Going "home" was an interesting experience for several reasons: the first being that I hadn't been there for about five years, the second being the fact that I hadn't been there with my sister in thirteen years, and the third being that I had the opportunity to bring my one year old nephew with me. It was a strange mix of youthful memories and startling realizations of maturity. I am not a child anymore, and it became blatantly clear the moment I started driving my sisters sleeping child past my old house. I felt very emotional, happy, sad, overwhelmed at the fact that I was not the kid asleep in the backseat waiting for my parents to get me home. I thought about how much I have been through since that moment. I thought about how much things have changed and whether my parents thought the same thing when they were driving me around their home towns.

I think one of the things that struck me was thinking about the complexities that I never noticed. I drove around a place that was so full of memories, yet with the feeling that I had never seen any of it before. I saw the poverty, the small shacks that generations of families lived in, and realized for the first time what it meant to live there. When I was a kid I didn't understand what it was like for the families of the kids I went to school with. I didn't understand the extent of the poverty or the wealth of the tourists that juxtaposed it. I am amazed at the things I never noticed. I was amazed at the beauty that I took for granted. I was upset by the new wealth and "summer homes" that surrounded my old house and playgrounds.

I suppose the point to this is that I'm still young, but I think for the first time I really understand what it feels like to be getting older. It was that moment where I could hear my eighty year old voice saying, "back in my day..."

March 14, 2009

like mother like daughter and other things...

It has certainly been a while since I posted anything. I am nearing the end of finals, and prior to this have been busy writing, editing, and rewriting everything from poems to long non-fiction essays to articles for some teaching magazine. I have one class left for the quarter so I'm beginning to feel a little less pressure. Tonight I have been glueing, folding, and sewing chapbooks which has been fun. I find it nice to make something visually artistic to go along with the words I write.

Tomorrow I head off to a conference on Washington's Hood Canal. It is at quite an amazing hotel on the water. Sometimes I feel spoiled traveling to all these hotels to speak, I hope that it is making some sort of difference worthy of all this luxury. I am looking forward to speaking at this one because I was lucky enough to accompany my mom last year as a guest, and I know a lot of the people putting it on, so it will be amazing to present to them! The picture was taken out of my hotel room last year.

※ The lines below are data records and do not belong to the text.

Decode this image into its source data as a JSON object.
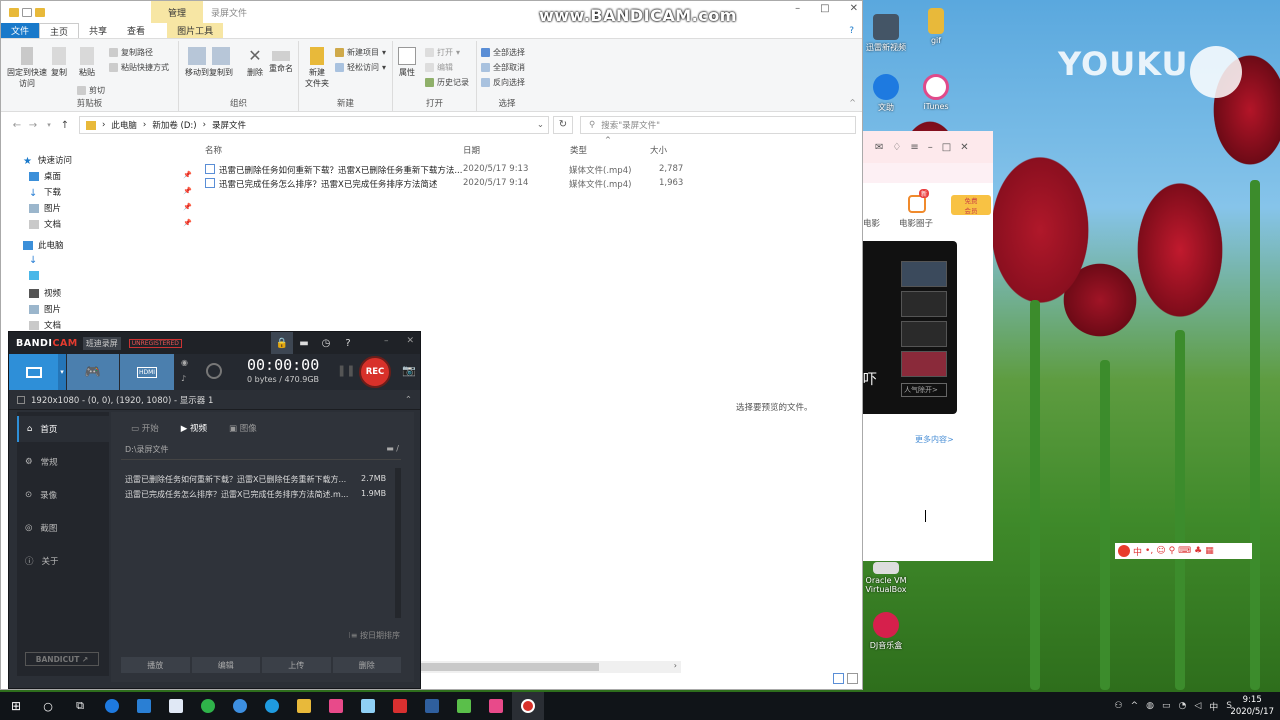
{
  "watermark": "www.BANDICAM.com",
  "explorer": {
    "title": "录屏文件",
    "tab_manage": "管理",
    "tabs": [
      "文件",
      "主页",
      "共享",
      "查看"
    ],
    "tab_picture_tools": "图片工具",
    "ribbon": {
      "clipboard": {
        "label": "剪贴板",
        "pin": "固定到快速访问",
        "copy": "复制",
        "paste": "粘贴",
        "copy_path": "复制路径",
        "paste_shortcut": "粘贴快捷方式",
        "cut": "剪切"
      },
      "organize": {
        "label": "组织",
        "move_to": "移动到",
        "copy_to": "复制到",
        "delete": "删除",
        "rename": "重命名"
      },
      "new": {
        "label": "新建",
        "new_folder": "新建\n文件夹",
        "new_item": "新建项目",
        "easy_access": "轻松访问"
      },
      "open": {
        "label": "打开",
        "properties": "属性",
        "open": "打开",
        "edit": "编辑",
        "history": "历史记录"
      },
      "select": {
        "label": "选择",
        "select_all": "全部选择",
        "select_none": "全部取消",
        "invert": "反向选择"
      }
    },
    "address": {
      "crumbs": [
        "此电脑",
        "新加卷 (D:)",
        "录屏文件"
      ],
      "search_placeholder": "搜索\"录屏文件\""
    },
    "nav": {
      "quick_access": "快速访问",
      "items": [
        "桌面",
        "下载",
        "图片",
        "文档"
      ],
      "this_pc": "此电脑",
      "pc_items": [
        "视频",
        "图片",
        "文档"
      ]
    },
    "columns": {
      "name": "名称",
      "date": "日期",
      "type": "类型",
      "size": "大小"
    },
    "files": [
      {
        "name": "迅雷已删除任务如何重新下载？迅雷X已删除任务重新下载方法...",
        "date": "2020/5/17 9:13",
        "type": "媒体文件(.mp4)",
        "size": "2,787"
      },
      {
        "name": "迅雷已完成任务怎么排序？迅雷X已完成任务排序方法简述",
        "date": "2020/5/17 9:14",
        "type": "媒体文件(.mp4)",
        "size": "1,963"
      }
    ],
    "preview_text": "选择要预览的文件。"
  },
  "bandicam": {
    "logo_a": "BANDI",
    "logo_b": "CAM",
    "subtitle": "班迪录屏",
    "unregistered": "UNREGISTERED",
    "hdmi": "HDMI",
    "timer": "00:00:00",
    "bytes": "0 bytes / 470.9GB",
    "rec": "REC",
    "resolution": "1920x1080 - (0, 0), (1920, 1080) - 显示器 1",
    "sidebar": [
      "首页",
      "常规",
      "录像",
      "截图",
      "关于"
    ],
    "tabs": [
      "开始",
      "视频",
      "图像"
    ],
    "path": "D:\\录屏文件",
    "files": [
      {
        "name": "迅雷已删除任务如何重新下载？迅雷X已删除任务重新下载方...",
        "size": "2.7MB"
      },
      {
        "name": "迅雷已完成任务怎么排序？迅雷X已完成任务排序方法简述.m...",
        "size": "1.9MB"
      }
    ],
    "sort": "按日期排序",
    "buttons": [
      "播放",
      "编辑",
      "上传",
      "删除"
    ],
    "bandicut": "BANDICUT ↗"
  },
  "xunlei": {
    "nav": [
      "电影",
      "电影圈子"
    ],
    "badge_new": "新",
    "vip": "免费\n会员",
    "big_char": "吓",
    "popular": "人气除开>",
    "more": "更多内容>"
  },
  "desktop": {
    "icons": [
      {
        "label": "迅雷新视频",
        "color": "#445566"
      },
      {
        "label": "gif",
        "color": "#e8b93a"
      },
      {
        "label": "文助",
        "color": "#1e7ae0"
      },
      {
        "label": "iTunes",
        "color": "#e04a8a"
      },
      {
        "label": "Oracle VM\nVirtualBox",
        "color": "#2f5f9e"
      },
      {
        "label": "DJ音乐盒",
        "color": "#d6204c"
      }
    ],
    "youku": "YOUKU",
    "ime": "中"
  },
  "taskbar": {
    "time": "9:15",
    "date": "2020/5/17"
  },
  "colors": {
    "accent": "#1979ca",
    "rec": "#d8312a",
    "bandicam_blue": "#2e8fd8"
  }
}
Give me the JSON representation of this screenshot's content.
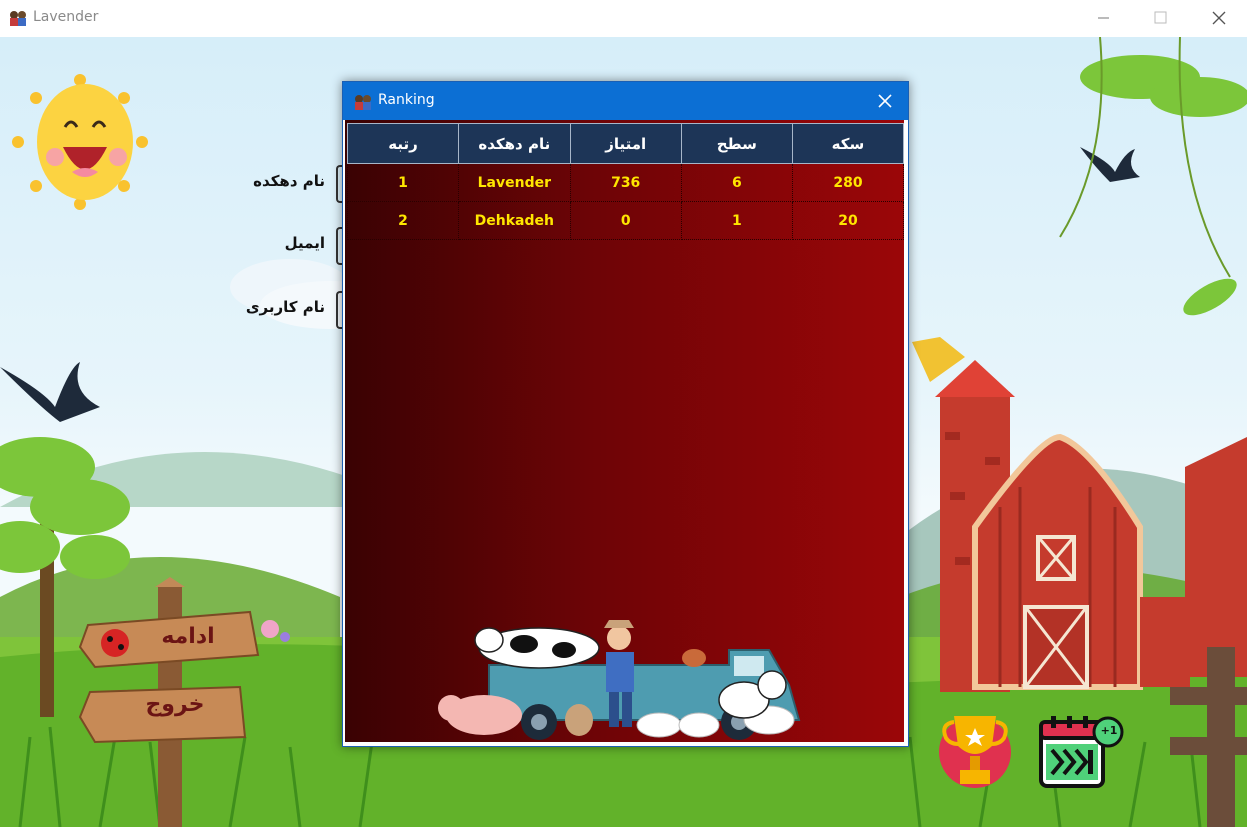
{
  "window": {
    "title": "Lavender"
  },
  "form": {
    "village_name_label": "نام دهکده",
    "email_label": "ایمیل",
    "username_label": "نام کاربری"
  },
  "signs": {
    "continue_label": "ادامه",
    "exit_label": "خروج"
  },
  "ranking_dialog": {
    "title": "Ranking",
    "columns": [
      "رتبه",
      "نام دهکده",
      "امتیاز",
      "سطح",
      "سکه"
    ],
    "rows": [
      {
        "rank": "1",
        "village": "Lavender",
        "score": "736",
        "level": "6",
        "coins": "280"
      },
      {
        "rank": "2",
        "village": "Dehkadeh",
        "score": "0",
        "level": "1",
        "coins": "20"
      }
    ]
  },
  "calendar_badge": "+1",
  "icons": {
    "app": "farm-family-icon",
    "minimize": "minimize-icon",
    "maximize": "maximize-icon",
    "close": "close-icon",
    "trophy": "trophy-icon",
    "daily_reward": "calendar-forward-icon"
  },
  "colors": {
    "dialog_title_bar": "#0c6fd4",
    "table_header": "#1d3557",
    "table_text": "#ffe600",
    "dialog_background": "#8a0507"
  }
}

It is really weird when I think about what I am actually doing. I mean, ever since I can remember I have gone to conferences with my mom. I remember coloring in the back of the room, playing "my little ponies" in the lobby, swimming with my dad in the pool. I always tagged along, meeting all kinds of amazing and important people. And now I present to them. It's really funny how sometimes life seems to put you in the last place you expected but the one you feel the most comfortable in. I can't even remember how many people have said, "the last time I say you you were this high..." Its an interesting position to be in, on one level I of course feel natural and comfortable because I have seen my mom do it so many times, and because I know so many of the people, or kind of people, listening. On the other hand I can't help but feeling like a child. Like the child that is still tagging along, just three feet taller.

It's really funny how life puts us in these positions. I never thought I would want to speak at conferences. I never thought I would want to do anything other than play music. Even when I was first diagnosed I never wanted to talk about bipolar, let alone become somewhat of a spokesperson for it. But now I am. And I am going all over the country talking about my illness and the need to help other people learn how to take care of themselves and maybe eventually speak to others as I am.

I don't know where I'm going with any of this, I think I'm just rambling because I'm still in finals mode and a little out of my head. Just thought I would drop a line to say hello. And tell you I'm not dead. I will write more from now on, hopefully when my brain is a little clearer. Goodnight.